A campeã dos Jogos de 1972 tinha 19 e a de 1968, 26 anos. Nadia virou referência, benchmark para usar uma palavrinha gringa besta. A partir dali, as grandes ginastas seriam, quase invariavelmente, muito jovens e muito miúdas (e muito brancas, mas isso é assunto para uma próxima coluna).

A ginástica é apenas o exemplo mais gritante de uma realidade inescapável do esporte: o trabalho infantil. Ou pior, o descarte infantil. Crianças começam a treinar cada vez mais cedo e com maior intensidade, diversas vezes sob pressão da família, sem qualquer garantia de que não serão arremessadas ao esquecimento na primeira lesão grave. Sob o guarda-chuva do sonho olímpico ou como única saída visível da pobreza, meninas e meninos são mastigados e cuspidos por um sistema que os consome como pecinhas descartáveis.

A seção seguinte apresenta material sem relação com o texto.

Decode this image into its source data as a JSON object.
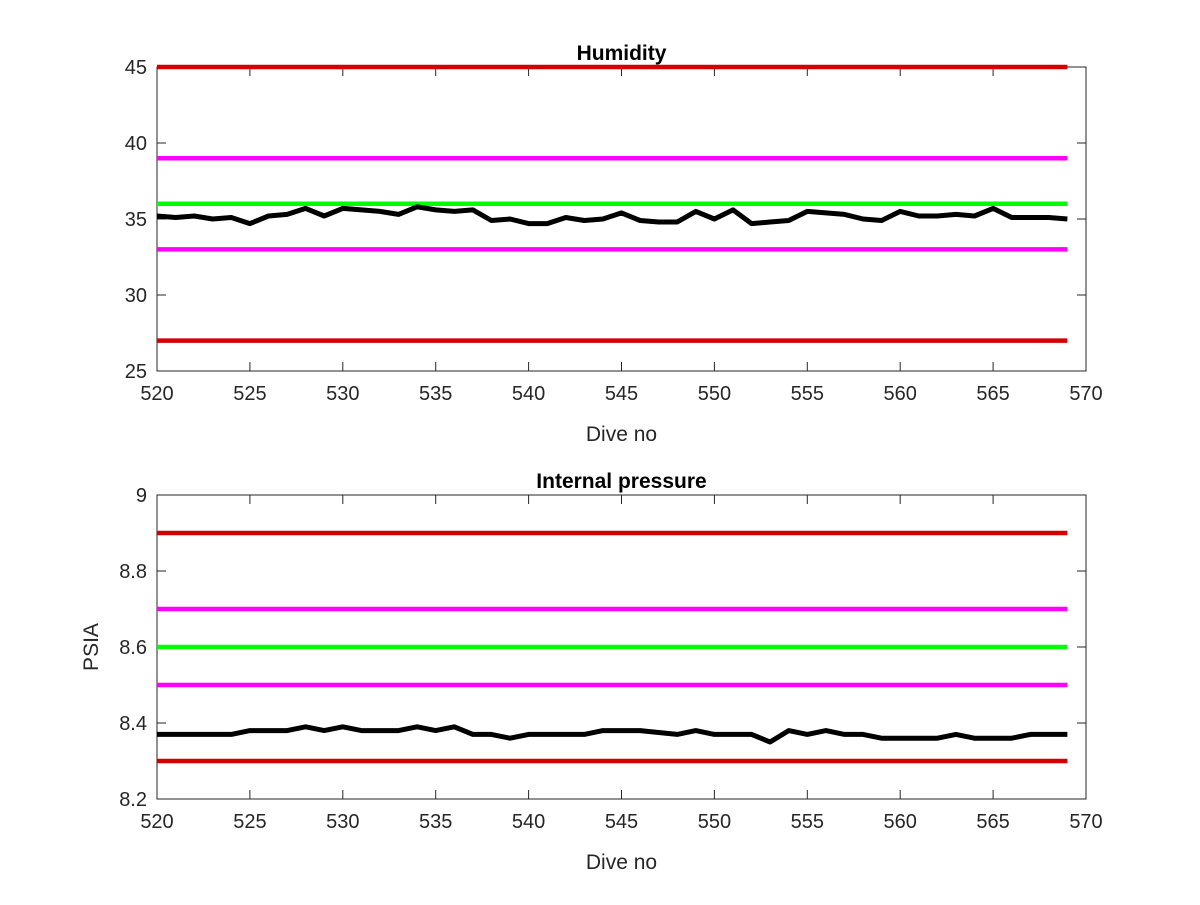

A ginasta romena Nadia Comaneci se apresenta na trave de equilíbrio durante o torneio de ginástica artística dos Jogos de Montreal - AP - AP
A ginasta romena Nadia Comaneci se apresenta na trave de equilíbrio durante o torneio de ginástica artística dos Jogos de Montreal
Imagem: AP

Em que outra indústria seria aceitável contratar funcionárias de 8 anos em jornada de trabalho de 12, 14 horas diárias, sem adicional de periculosidade pelos riscos físicos garantidos? Onde mais seria lugar-comum ver meninos morando longe dos pais, sob a supervisão de pessoas sem qualquer formação em educação ou psicologia infantil?

Atletas formam a base da pirâmide esportiva, em todos os sentidos. Alimentam, sustentam, compõem a maioria de um mercado que não existiria sem eles, mas que, ao mesmo tempo, dá-lhes pouquíssimo poder e influência. E, se desconsiderarmos as exceções da elite da elite da elite, também os remunera mal pela sua mão e pé de obra.

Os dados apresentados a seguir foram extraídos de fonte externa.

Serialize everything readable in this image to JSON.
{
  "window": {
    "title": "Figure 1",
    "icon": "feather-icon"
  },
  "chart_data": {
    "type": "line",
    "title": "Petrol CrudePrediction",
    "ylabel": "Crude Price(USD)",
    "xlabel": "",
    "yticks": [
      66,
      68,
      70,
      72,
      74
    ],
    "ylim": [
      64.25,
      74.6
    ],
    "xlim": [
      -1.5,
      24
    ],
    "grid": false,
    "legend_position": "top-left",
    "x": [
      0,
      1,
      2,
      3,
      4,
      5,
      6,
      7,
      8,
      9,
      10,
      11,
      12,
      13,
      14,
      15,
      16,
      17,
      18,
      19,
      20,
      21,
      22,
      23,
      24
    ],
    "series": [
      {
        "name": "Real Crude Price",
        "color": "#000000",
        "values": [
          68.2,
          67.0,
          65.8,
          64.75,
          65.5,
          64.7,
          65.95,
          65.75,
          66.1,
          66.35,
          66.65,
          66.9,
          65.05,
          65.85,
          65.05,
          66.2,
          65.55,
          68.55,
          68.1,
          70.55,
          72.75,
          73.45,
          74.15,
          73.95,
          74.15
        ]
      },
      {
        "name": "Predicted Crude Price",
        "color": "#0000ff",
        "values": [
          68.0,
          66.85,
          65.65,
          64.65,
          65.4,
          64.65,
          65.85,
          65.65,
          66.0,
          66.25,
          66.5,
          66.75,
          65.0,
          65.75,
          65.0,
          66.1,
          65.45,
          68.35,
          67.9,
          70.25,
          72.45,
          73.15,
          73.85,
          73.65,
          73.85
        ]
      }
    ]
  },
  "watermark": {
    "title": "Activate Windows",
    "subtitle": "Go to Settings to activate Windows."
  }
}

Mas para além da questão financeira e da discussão de como esta torta precisa ser mais bem dividida, o ponto que me tira o sono é a vulnerabilidade em que aceitamos ver as crianças que abastecem nosso entretenimento. Os jogadores do Flamengo que queimaram em contêineres dentro do Ninho do Urubu são um cruel exemplo do descaso com que jovens atletas são tratados. Longe de casa e da família, vivendo dentro de caixas de lata, morrendo no centro de treinamento de um clube que faturaria 900 milhões de reais no mesmo ano.

Quem ligou, de verdade, para esses meninos enquanto o Flamengo dominava o futebol brasileiro? Ou para as ginastas da seleção americana que tantas vezes foram dormir chorando de fome às vésperas de competições? (De fome. Os treinadores Marta e Bela Karolyi queriam vê-las magras no limite da inanição, porque "corpos mais leves voam mais alto".) Ou quem realmente se ocupa das centenas de crianças abusadas da maneira mais vil por quem deveria estar cuidando de sua saúde física e psicológica?

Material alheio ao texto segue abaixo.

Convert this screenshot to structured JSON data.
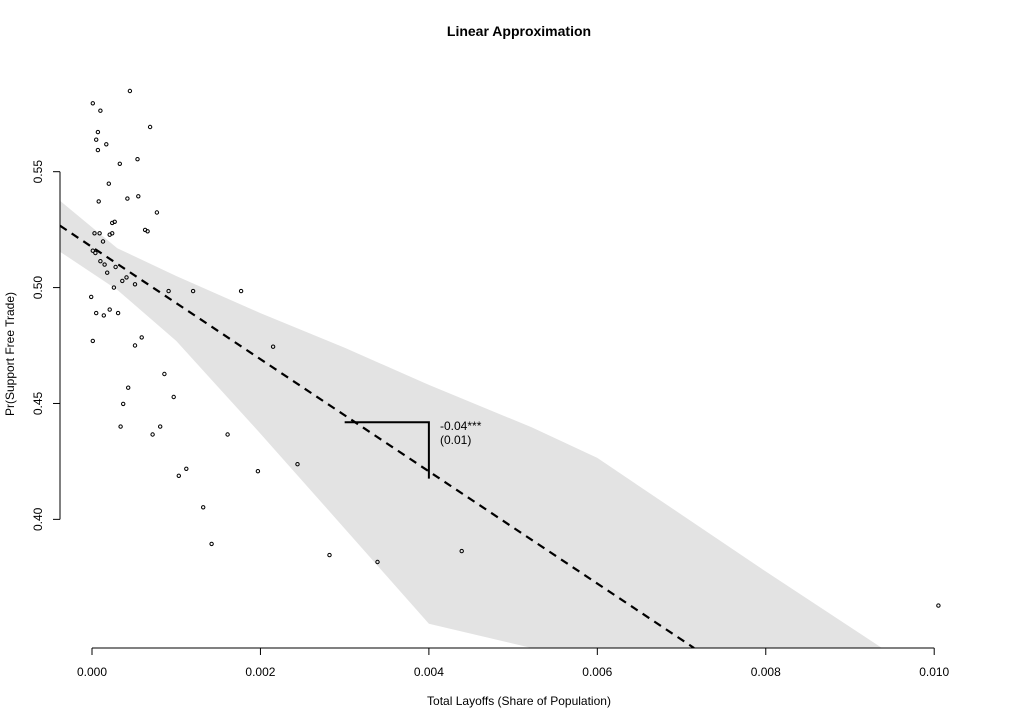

Quem é, então, responsável por sustentar esta máquina de moer guris e gurias? Certamente toda a indústria esportiva, federações e comitês internacionais, grandes clubes, órgãos reguladores, mídias e patrocinadores. Mas não só. Também nós, que aplaudimos atletas competindo lesionados, que não temos ideia da condição em que vivem jogadoras e jogadores da base do nosso clube, que torcemos por performances sobre-humanas de adolescentes que mal passaram pela puberdade: somos todos cúmplices.

Como pungentemente resumiu a ex-ginasta americana Gaby Geiculescu: "O meu problema é que o preço de uma medalha de ouro não vale o sacrifício de uma criança". Nenhum gol, nenhum título, nenhuma cesta, NADA vale o sacrifício de uma criança. Que a gente não se esqueça disso.

(Para quem entende inglês, recomendo demais a temporada 7 do podcast 30 for 30 da ESPN. Heavy Medals, sobre a trajetória dos Karolyi na ginástica romena e americana, dá golpes fortíssimos no estômago olímpico.)